Wednesday, March 15, 2006

Battered Woman Syndrome.

There is a very thoughtful feature piece over at Medill's 'On The Docket' about Battered Woman Syndrome and how courts treat the subject when expert evidence is offered.

The focus in this particular piece is on Dixon v. U.S., a woman who attended two gun shows in Dallas, TX, accompanied by her boyfriend. Dixon's boyfriend was a convicted felon and was unable to legally purchase a firearm at the gun shows, so he had Dixon "do the dirty work for him." Dixon purchased seven guns for him. Dixon was ultimately charged with receiving a firearm while under indictment (for participation in an unrelated check-cashing scheme) and for making a false statement to purchase a firearm. Dixon acknowledging breaking the law, but said she had acted under duress because she had been abused for many years by the boyfriend and feared serious bodily harm or death if she did not follow his instructions to purchase the firearms.

The court refused to allow expert testimony relating to Battered Woman Syndrome and its possible role in Dixon's actions. The court reasoned that the expert testimony would be overly subjective. Dixon did present evidence about the abuse she suffered at the hands of her boyfriend, but the jury was not convinced. Dixon was convicted and sentenced to 34 months in prison. Dixon appealed, challenging the court's refusal of the expert evidence and concerning the court's conclusion that BWS is an affirmative defense that the defendant bears the burden to prove. The 5th Circuit Court of Appeals unanimously rejected Dixon's arguments on appeal. Now SCOTUS has agreed to hear the case, but only on the issue of what standard of proof the defendant should be held to in proving duress.

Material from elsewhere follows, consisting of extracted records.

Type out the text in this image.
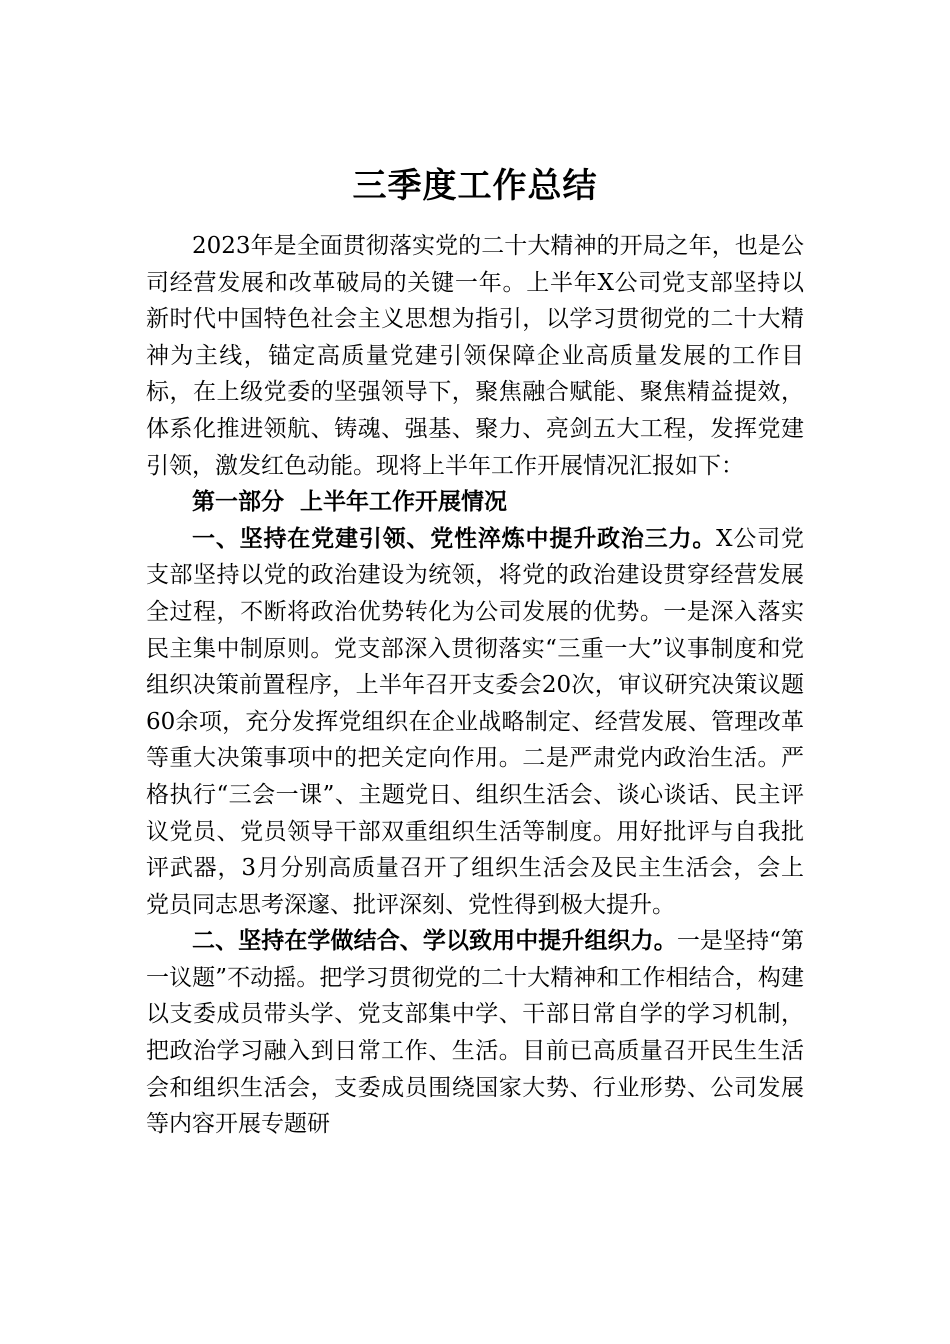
三季度工作总结

2023年是全面贯彻落实党的二十大精神的开局之年，也是公司经营发展和改革破局的关键一年。上半年X公司党支部坚持以新时代中国特色社会主义思想为指引，以学习贯彻党的二十大精神为主线，锚定高质量党建引领保障企业高质量发展的工作目标，在上级党委的坚强领导下，聚焦融合赋能、聚焦精益提效，体系化推进领航、铸魂、强基、聚力、亮剑五大工程，发挥党建引领，激发红色动能。现将上半年工作开展情况汇报如下：

第一部分  上半年工作开展情况

一、坚持在党建引领、党性淬炼中提升政治三力。X公司党支部坚持以党的政治建设为统领，将党的政治建设贯穿经营发展全过程，不断将政治优势转化为公司发展的优势。一是深入落实民主集中制原则。党支部深入贯彻落实“三重一大”议事制度和党组织决策前置程序，上半年召开支委会20次，审议研究决策议题60余项，充分发挥党组织在企业战略制定、经营发展、管理改革等重大决策事项中的把关定向作用。二是严肃党内政治生活。严格执行“三会一课”、主题党日、组织生活会、谈心谈话、民主评议党员、党员领导干部双重组织生活等制度。用好批评与自我批评武器，3月分别高质量召开了组织生活会及民主生活会，会上党员同志思考深邃、批评深刻、党性得到极大提升。

二、坚持在学做结合、学以致用中提升组织力。一是坚持“第一议题”不动摇。把学习贯彻党的二十大精神和工作相结合，构建以支委成员带头学、党支部集中学、干部日常自学的学习机制，把政治学习融入到日常工作、生活。目前已高质量召开民生生活会和组织生活会，支委成员围绕国家大势、行业形势、公司发展等内容开展专题研
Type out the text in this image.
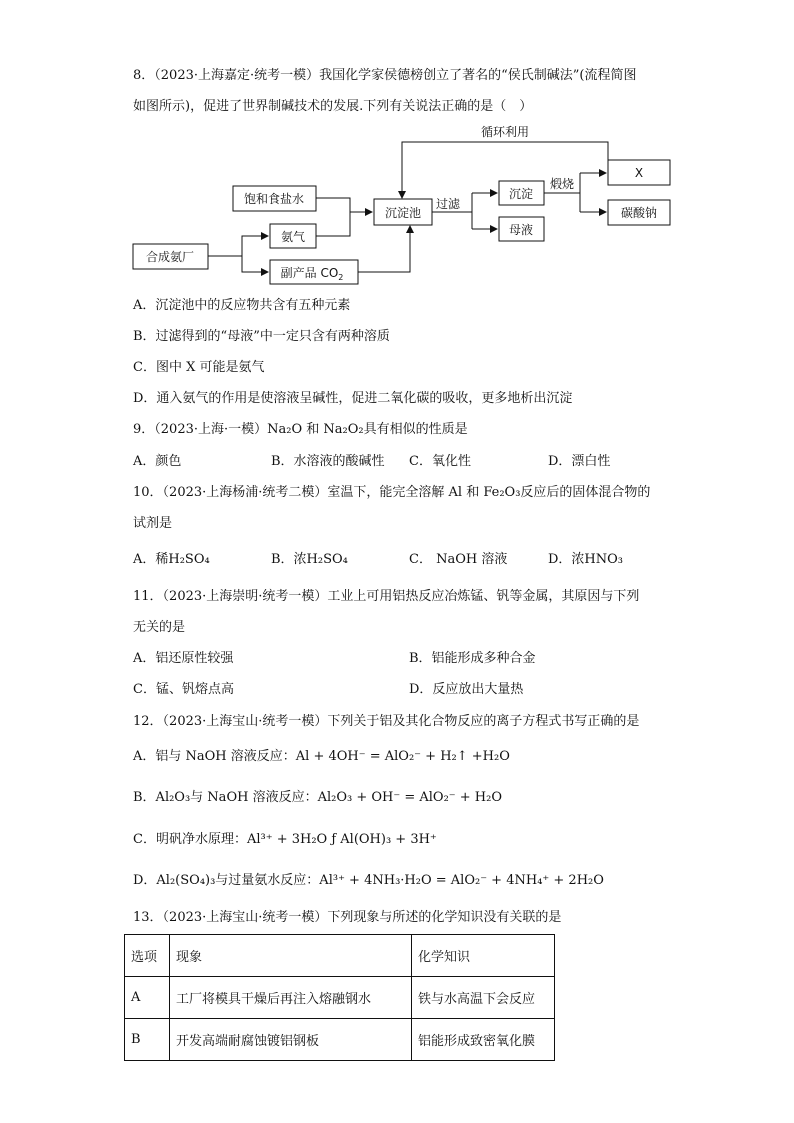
8．（2023·上海嘉定·统考一模）我国化学家侯德榜创立了著名的“侯氏制碱法”(流程简图
如图所示)，促进了世界制碱技术的发展.下列有关说法正确的是（　）
循环利用
过滤
煅烧
饱和食盐水
合成氨厂
氨气
副产品 $CO_2$
沉淀池
沉淀
母液
X
碳酸钠
A．沉淀池中的反应物共含有五种元素
B．过滤得到的“母液”中一定只含有两种溶质
C．图中 X 可能是氨气
D．通入氨气的作用是使溶液呈碱性，促进二氧化碳的吸收，更多地析出沉淀
9．（2023·上海·一模）Na₂O 和 Na₂O₂具有相似的性质是
A．颜色	B．水溶液的酸碱性 C．氧化性	D．漂白性
10．（2023·上海杨浦·统考二模）室温下，能完全溶解 Al 和 Fe₂O₃反应后的固体混合物的
试剂是
A．稀H₂SO₄	B．浓H₂SO₄	C． NaOH 溶液	D．浓HNO₃
11．（2023·上海崇明·统考一模）工业上可用铝热反应冶炼锰、钒等金属，其原因与下列
无关的是
A．铝还原性较强	B．铝能形成多种合金
C．锰、钒熔点高	D．反应放出大量热
12．（2023·上海宝山·统考一模）下列关于铝及其化合物反应的离子方程式书写正确的是
A．铝与 NaOH 溶液反应：Al + 4OH⁻ = AlO₂⁻ + H₂↑ +H₂O
B．Al₂O₃与 NaOH 溶液反应：Al₂O₃ + OH⁻ = AlO₂⁻ + H₂O
C．明矾净水原理：Al³⁺ + 3H₂O ƒ Al(OH)₃ + 3H⁺
D．Al₂(SO₄)₃与过量氨水反应：Al³⁺ + 4NH₃·H₂O = AlO₂⁻ + 4NH₄⁺ + 2H₂O
13．（2023·上海宝山·统考一模）下列现象与所述的化学知识没有关联的是
选项	现象	化学知识
A	工厂将模具干燥后再注入熔融钢水	铁与水高温下会反应
B	开发高端耐腐蚀镀铝钢板	铝能形成致密氧化膜
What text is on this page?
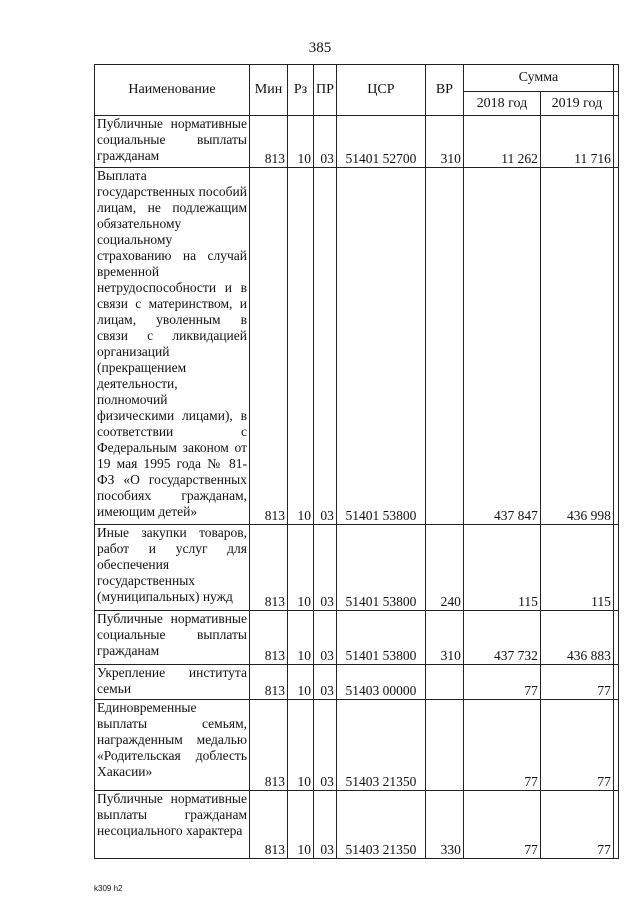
385
Наименование	Мин	Рз	ПР	ЦСР	ВР	Сумма		
						2018 год	2019 год	
Публичные нормативные социальные выплаты гражданам	813	10	03	51401 52700	310	11 262	11 716	
Выплата государственных пособий лицам, не подлежащим обязательному социальному страхованию на случай временной нетрудоспособности и в связи с материнством, и лицам, уволенным в связи с ликвидацией организаций (прекращением деятельности, полномочий физическими лицами), в соответствии с Федеральным законом от 19 мая 1995 года № 81-ФЗ «О государственных пособиях гражданам, имеющим детей»	813	10	03	51401 53800		437 847	436 998	
Иные закупки товаров, работ и услуг для обеспечения государственных (муниципальных) нужд	813	10	03	51401 53800	240	115	115	
Публичные нормативные социальные выплаты гражданам	813	10	03	51401 53800	310	437 732	436 883	
Укрепление института семьи	813	10	03	51403 00000		77	77	
Единовременные выплаты семьям, награжденным медалью «Родительская доблесть Хакасии»	813	10	03	51403 21350		77	77	
Публичные нормативные выплаты гражданам несоциального характера	813	10	03	51403 21350	330	77	77	
k309 h2
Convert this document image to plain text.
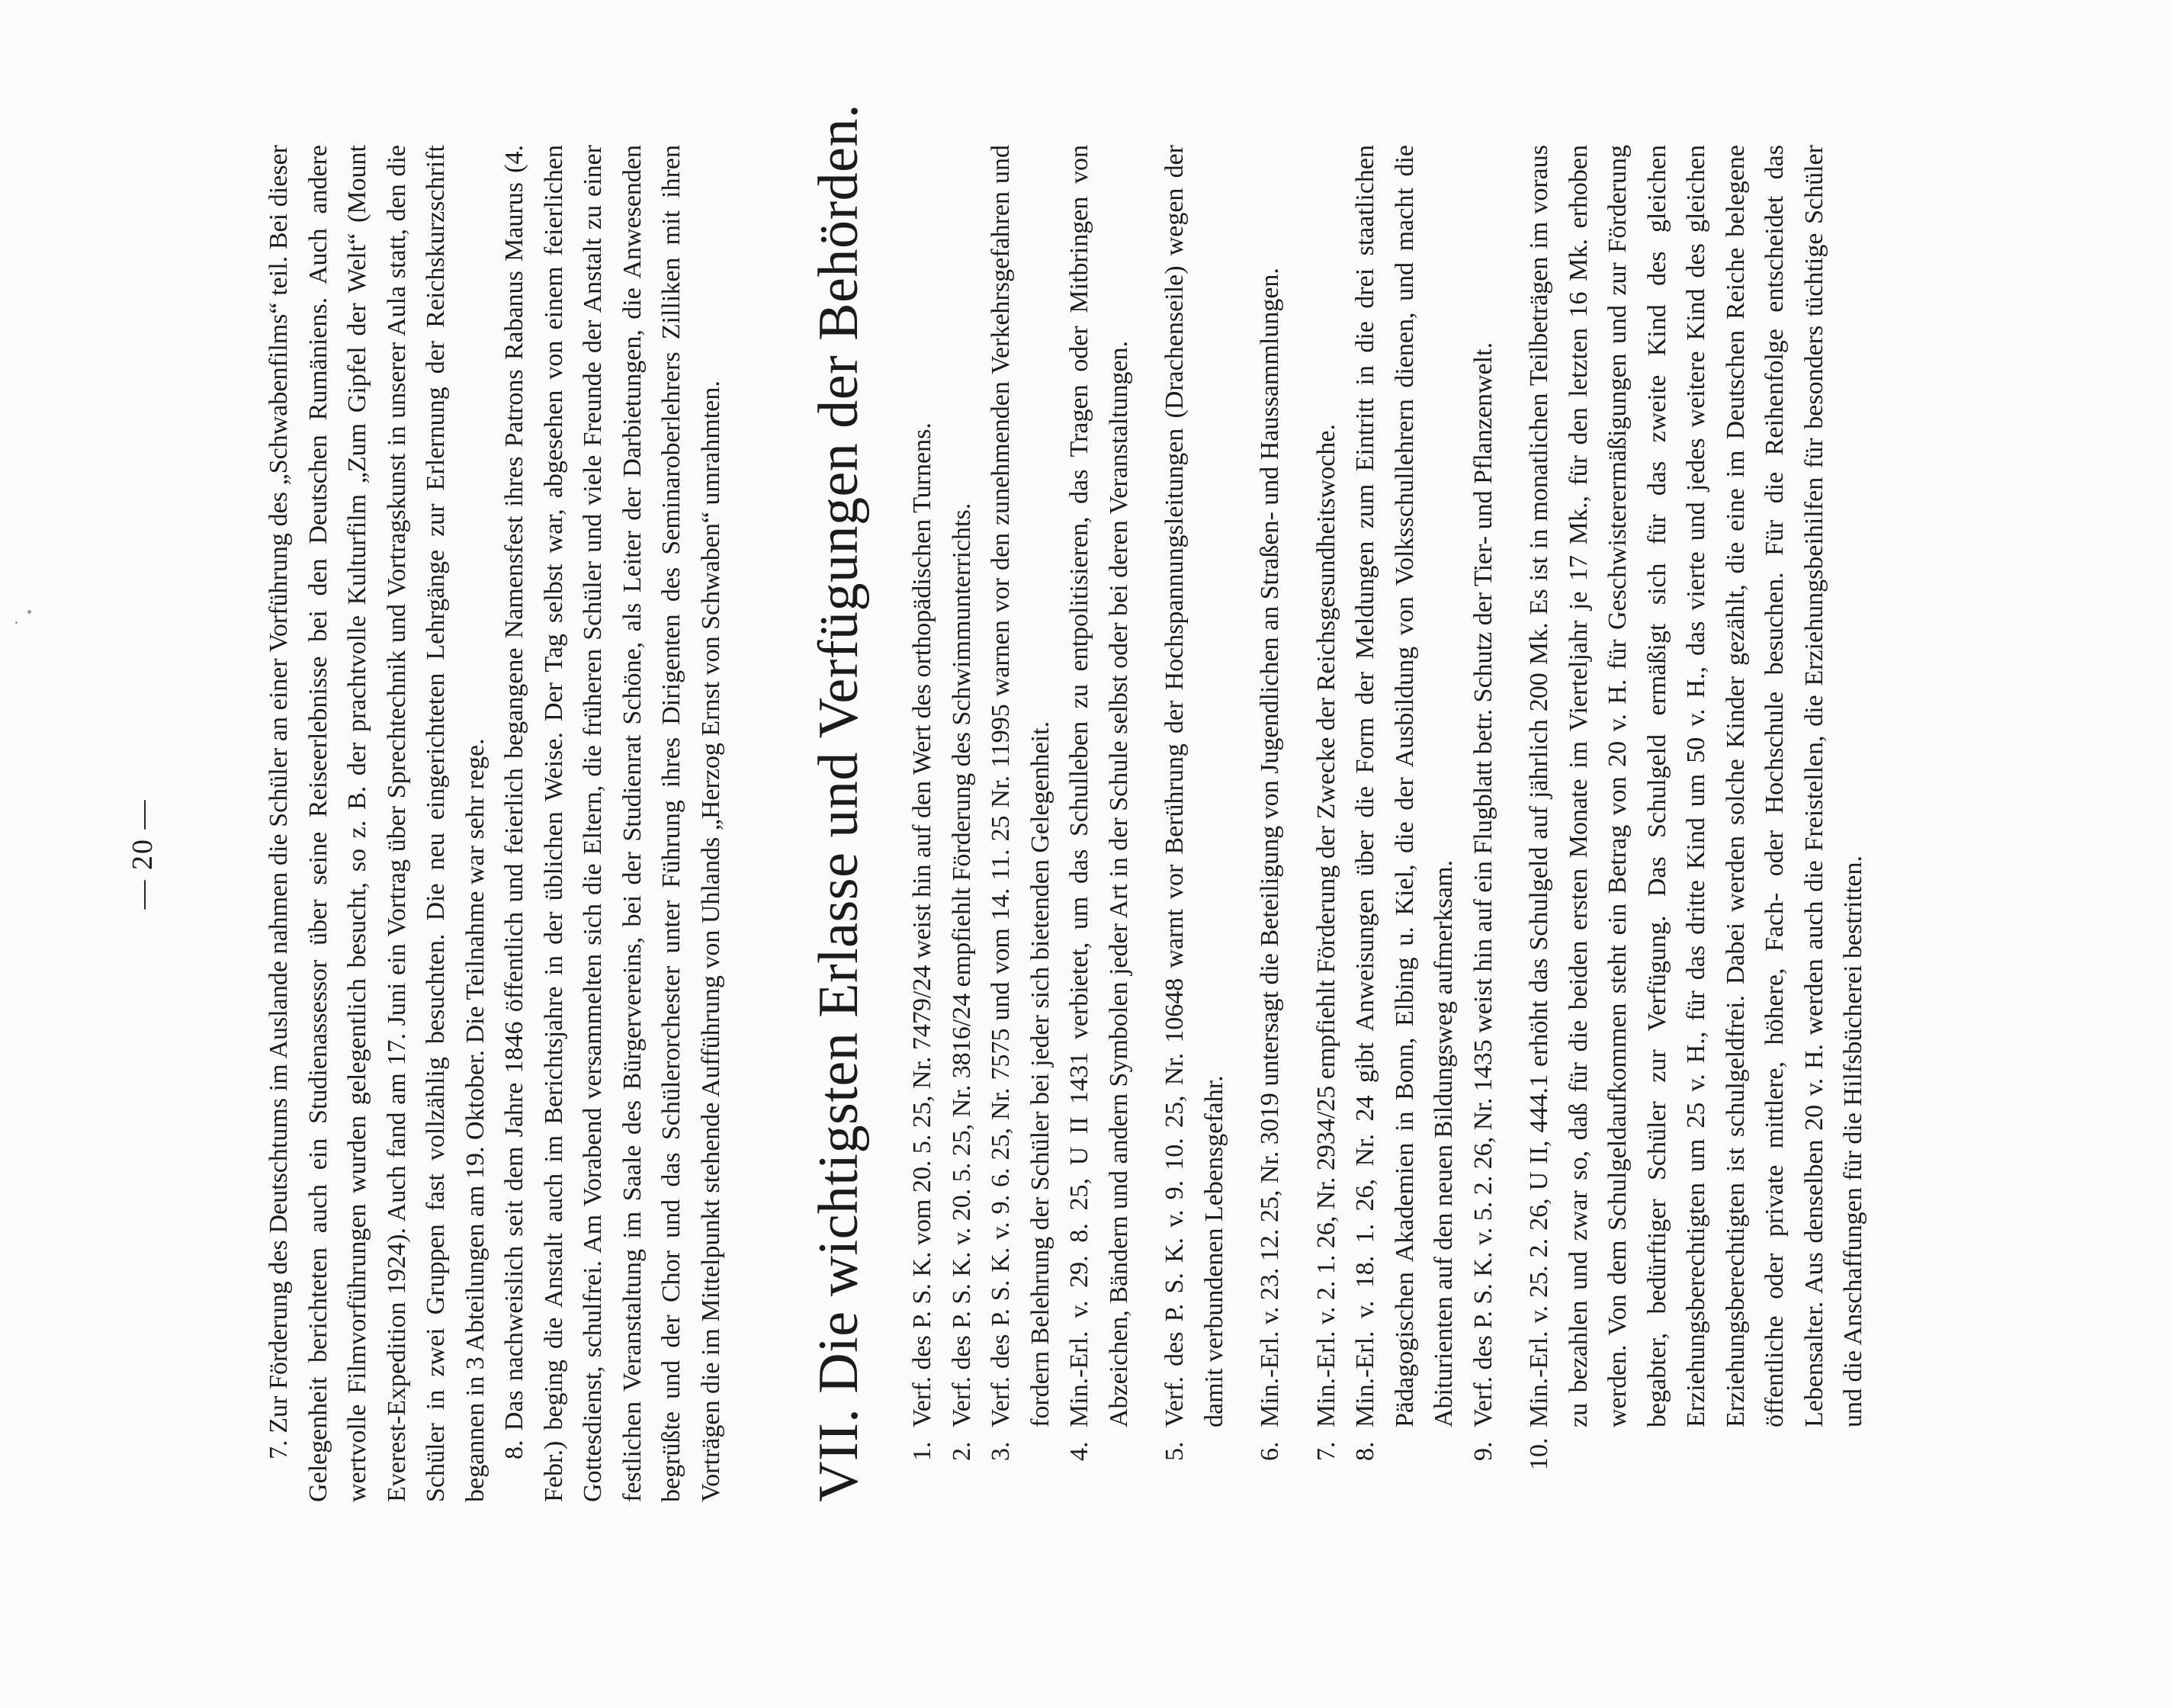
— 20 —	7. Zur Förderung des Deutschtums im Auslande nahmen die Schüler an einer Vorführung des „Schwabenfilms“ teil. Bei dieser Gelegenheit berichteten auch ein Studienassessor über seine Reiseerlebnisse bei den Deutschen Rumäniens. Auch andere wertvolle Filmvorführungen wurden gelegentlich besucht, so z. B. der prachtvolle Kulturfilm „Zum Gipfel der Welt“ (Mount Everest-Expedition 1924). Auch fand am 17. Juni ein Vortrag über Sprechtechnik und Vortragskunst in unserer Aula statt, den die Schüler in zwei Gruppen fast vollzählig besuchten. Die neu eingerichteten Lehrgänge zur Erlernung der Reichskurzschrift begannen in 3 Abteilungen am 19. Oktober. Die Teilnahme war sehr rege. 8. Das nachweislich seit dem Jahre 1846 öffentlich und feierlich begangene Namensfest ihres Patrons Rabanus Maurus (4. Febr.) beging die Anstalt auch im Berichtsjahre in der üblichen Weise. Der Tag selbst war, abgesehen von einem feierlichen Gottesdienst, schulfrei. Am Vorabend versammelten sich die Eltern, die früheren Schüler und viele Freunde der Anstalt zu einer festlichen Veranstaltung im Saale des Bürgervereins, bei der Studienrat Schöne, als Leiter der Darbietungen, die Anwesenden begrüßte und der Chor und das Schülerorchester unter Führung ihres Dirigenten des Seminaroberlehrers Zilliken mit ihren Vorträgen die im Mittelpunkt stehende Aufführung von Uhlands „Herzog Ernst von Schwaben“ umrahmten. VII. Die wichtigsten Erlasse und Verfügungen der Behörden. 1.Verf. des P. S. K. vom 20. 5. 25, Nr. 7479/24 weist hin auf den Wert des orthopädischen Turnens.
2.Verf. des P. S. K. v. 20. 5. 25, Nr. 3816/24 empfiehlt Förderung des Schwimmunterrichts.
3.Verf. des P. S. K. v. 9. 6. 25, Nr. 7575 und vom 14. 11. 25 Nr. 11995 warnen vor den zunehmenden Verkehrsgefahren und fordern Belehrung der Schüler bei jeder sich bietenden Gelegenheit.
4.Min.-Erl. v. 29. 8. 25, U II 1431 verbietet, um das Schulleben zu entpolitisieren, das Tragen oder Mitbringen von Abzeichen, Bändern und andern Symbolen jeder Art in der Schule selbst oder bei deren Veranstaltungen.
5.Verf. des P. S. K. v. 9. 10. 25, Nr. 10648 warnt vor Berührung der Hochspannungsleitungen (Drachenseile) wegen der damit verbundenen Lebensgefahr.
6.Min.-Erl. v. 23. 12. 25, Nr. 3019 untersagt die Beteiligung von Jugendlichen an Straßen- und Haussammlungen.
7.Min.-Erl. v. 2. 1. 26, Nr. 2934/25 empfiehlt Förderung der Zwecke der Reichsgesundheitswoche.
8.Min.-Erl. v. 18. 1. 26, Nr. 24 gibt Anweisungen über die Form der Meldungen zum Eintritt in die drei staatlichen Pädagogischen Akademien in Bonn, Elbing u. Kiel, die der Ausbildung von Volksschullehrern dienen, und macht die Abiturienten auf den neuen Bildungsweg aufmerksam.
9.Verf. des P. S. K. v. 5. 2. 26, Nr. 1435 weist hin auf ein Flugblatt betr. Schutz der Tier- und Pflanzenwelt.
10.Min.-Erl. v. 25. 2. 26, U II, 444.1 erhöht das Schulgeld auf jährlich 200 Mk. Es ist in monatlichen Teilbeträgen im voraus zu bezahlen und zwar so, daß für die beiden ersten Monate im Vierteljahr je 17 Mk., für den letzten 16 Mk. erhoben werden. Von dem Schulgeldaufkommen steht ein Betrag von 20 v. H. für Geschwisterermäßigungen und zur Förderung begabter, bedürftiger Schüler zur Verfügung. Das Schulgeld ermäßigt sich für das zweite Kind des gleichen Erziehungsberechtigten um 25 v. H., für das dritte Kind um 50 v. H., das vierte und jedes weitere Kind des gleichen Erziehungsberechtigten ist schulgeldfrei. Dabei werden solche Kinder gezählt, die eine im Deutschen Reiche belegene öffentliche oder private mittlere, höhere, Fach- oder Hochschule besuchen. Für die Reihenfolge entscheidet das Lebensalter. Aus denselben 20 v. H. werden auch die Freistellen, die Erziehungsbeihilfen für besonders tüchtige Schüler und die Anschaffungen für die Hilfsbücherei bestritten.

In the article about BWS, there is a good discussion of how BWS is treated differently in various states and of the juxtaposition of law, advocacy, and science involved in matters such as BWS and post-traumatic-stress disorder. Some really good food for thought in there, and certainly support for, at the least, the notion that there should be some kind of uniform treatment of BWS from state to state.